El edificio, como era entonces, tenía el aspecto de una casa de verano, que llamaba la atención de cualquier extraño por su simplicidad o por la belleza de sus alrededores; por ello fue preciso hacer una serie de adiciones para convertirlo en una confortable residencia familiar. St. Aubert sentía un especial afecto por cada parte de la construcción que le recordaba su juventud, y no permitió que fuera quitada una sola piedra; de tal modo, que el nuevo edificio, adaptado al estilo del antiguo, formaba con él una residencia simple y elegante. El buen gusto de madame St. Aubert se ocupó de los interiores, en los que se observaba una casta simplicidad tanto en los muebles como en los ornamentos de las habitaciones, que definían las costumbres de sus habitantes.

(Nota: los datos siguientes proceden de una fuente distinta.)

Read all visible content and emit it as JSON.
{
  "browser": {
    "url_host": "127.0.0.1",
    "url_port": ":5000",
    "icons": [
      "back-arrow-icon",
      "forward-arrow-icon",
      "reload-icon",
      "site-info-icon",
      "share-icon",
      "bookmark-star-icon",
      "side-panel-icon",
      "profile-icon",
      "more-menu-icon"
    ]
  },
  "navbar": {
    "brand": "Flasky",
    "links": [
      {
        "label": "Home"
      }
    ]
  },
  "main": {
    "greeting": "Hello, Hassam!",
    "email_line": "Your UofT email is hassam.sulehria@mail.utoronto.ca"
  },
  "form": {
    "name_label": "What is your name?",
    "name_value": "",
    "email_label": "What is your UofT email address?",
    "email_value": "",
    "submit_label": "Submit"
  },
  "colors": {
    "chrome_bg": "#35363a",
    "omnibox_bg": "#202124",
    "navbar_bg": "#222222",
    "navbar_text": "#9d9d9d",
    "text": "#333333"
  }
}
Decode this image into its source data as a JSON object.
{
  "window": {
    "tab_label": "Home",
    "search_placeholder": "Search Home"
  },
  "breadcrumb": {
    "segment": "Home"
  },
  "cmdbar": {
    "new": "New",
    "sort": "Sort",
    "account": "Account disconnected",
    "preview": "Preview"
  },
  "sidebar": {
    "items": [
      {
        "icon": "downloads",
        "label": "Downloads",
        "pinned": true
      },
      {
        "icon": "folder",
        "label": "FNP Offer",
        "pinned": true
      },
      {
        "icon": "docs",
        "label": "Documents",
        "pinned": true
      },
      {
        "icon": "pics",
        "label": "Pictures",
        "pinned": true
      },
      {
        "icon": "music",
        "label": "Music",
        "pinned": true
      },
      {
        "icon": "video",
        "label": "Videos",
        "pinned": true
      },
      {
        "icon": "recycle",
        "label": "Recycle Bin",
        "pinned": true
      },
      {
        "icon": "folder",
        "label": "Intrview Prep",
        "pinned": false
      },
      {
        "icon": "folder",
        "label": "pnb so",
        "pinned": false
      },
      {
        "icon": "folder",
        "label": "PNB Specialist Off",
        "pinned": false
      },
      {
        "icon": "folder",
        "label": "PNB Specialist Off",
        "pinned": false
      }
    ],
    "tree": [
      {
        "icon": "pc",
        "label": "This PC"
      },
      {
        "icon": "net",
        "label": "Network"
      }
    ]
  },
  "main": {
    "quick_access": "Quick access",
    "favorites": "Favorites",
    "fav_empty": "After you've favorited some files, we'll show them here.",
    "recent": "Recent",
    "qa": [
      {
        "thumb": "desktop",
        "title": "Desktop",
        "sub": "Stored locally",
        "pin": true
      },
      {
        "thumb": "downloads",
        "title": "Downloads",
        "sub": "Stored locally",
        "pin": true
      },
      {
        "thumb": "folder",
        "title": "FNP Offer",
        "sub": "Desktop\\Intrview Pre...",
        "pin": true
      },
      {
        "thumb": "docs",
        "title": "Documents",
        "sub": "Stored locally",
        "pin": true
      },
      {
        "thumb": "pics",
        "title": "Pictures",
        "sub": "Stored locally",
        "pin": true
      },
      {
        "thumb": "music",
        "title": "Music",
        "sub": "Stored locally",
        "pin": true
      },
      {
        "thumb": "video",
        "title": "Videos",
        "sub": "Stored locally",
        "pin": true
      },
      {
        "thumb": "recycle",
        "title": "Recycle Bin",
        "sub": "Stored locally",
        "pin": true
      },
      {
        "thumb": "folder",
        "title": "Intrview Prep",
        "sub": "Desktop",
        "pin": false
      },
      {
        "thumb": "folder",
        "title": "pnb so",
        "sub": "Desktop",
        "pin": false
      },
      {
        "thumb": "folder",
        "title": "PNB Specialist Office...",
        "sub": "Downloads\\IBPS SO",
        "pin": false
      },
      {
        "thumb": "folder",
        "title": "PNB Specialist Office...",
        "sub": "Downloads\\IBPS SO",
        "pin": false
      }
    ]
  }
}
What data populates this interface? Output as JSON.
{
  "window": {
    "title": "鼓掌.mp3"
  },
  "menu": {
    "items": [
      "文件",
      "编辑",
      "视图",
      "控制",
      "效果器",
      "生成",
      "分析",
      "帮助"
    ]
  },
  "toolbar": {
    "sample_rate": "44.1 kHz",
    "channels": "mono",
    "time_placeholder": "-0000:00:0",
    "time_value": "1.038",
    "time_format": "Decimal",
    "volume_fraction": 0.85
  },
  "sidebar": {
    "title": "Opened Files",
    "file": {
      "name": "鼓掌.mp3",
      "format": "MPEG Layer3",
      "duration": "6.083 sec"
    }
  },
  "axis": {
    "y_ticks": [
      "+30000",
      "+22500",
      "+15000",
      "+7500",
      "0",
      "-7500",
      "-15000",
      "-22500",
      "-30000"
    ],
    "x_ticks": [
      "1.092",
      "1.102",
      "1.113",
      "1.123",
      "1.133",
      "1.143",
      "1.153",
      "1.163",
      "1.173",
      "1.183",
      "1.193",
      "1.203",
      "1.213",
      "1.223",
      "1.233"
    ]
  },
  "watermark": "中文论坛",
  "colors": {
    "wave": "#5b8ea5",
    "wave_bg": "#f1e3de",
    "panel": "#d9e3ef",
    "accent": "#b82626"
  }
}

La biblioteca ocupaba el lado oeste del castillo y fue enriquecida con una colección de los mejores libros en las lenguas antiguas y modernas. Esta habitación se abría a una arboleda, situada en un leve declive que caía hacia el río, y los altos árboles le daban una sombra melancólica y grata; mientras que desde las ventanas se podía admirar todo el paisaje del lado oeste y, hacia la izquierda, los tremendos precipicios de los Pirineos. Junto a la biblioteca había un gran invernadero, totalmente lleno de plantas de gran belleza y poco conocidas, porque una de las distracciones de St. Aubert era el estudio de la botánica. Para él era una fiesta, con su mente de naturalista, recorrer las montañas vecinas, a lo que con frecuencia dedicaba todo el día. Madame St. Aubert le acompañaba a veces en aquellas pequeñas excursiones y más a menudo su hija. Con una pequeña cesta recogían plantas, mientras que solían llevar otra con alguna bebida fría de las que no podían conseguir en las cabañas de los pastores. Pasaban así por los escenarios más románticos y magnificentes, sin que nada les distrajera de su trabajo. Llegaban a las rocas de difícil acceso con su entusiasmo, y cuando no alcanzaban sus objetivos, se entretenían entre las flores silvestres y las plantas aromáticas que brotaban en las rocas o nacían en la hierba.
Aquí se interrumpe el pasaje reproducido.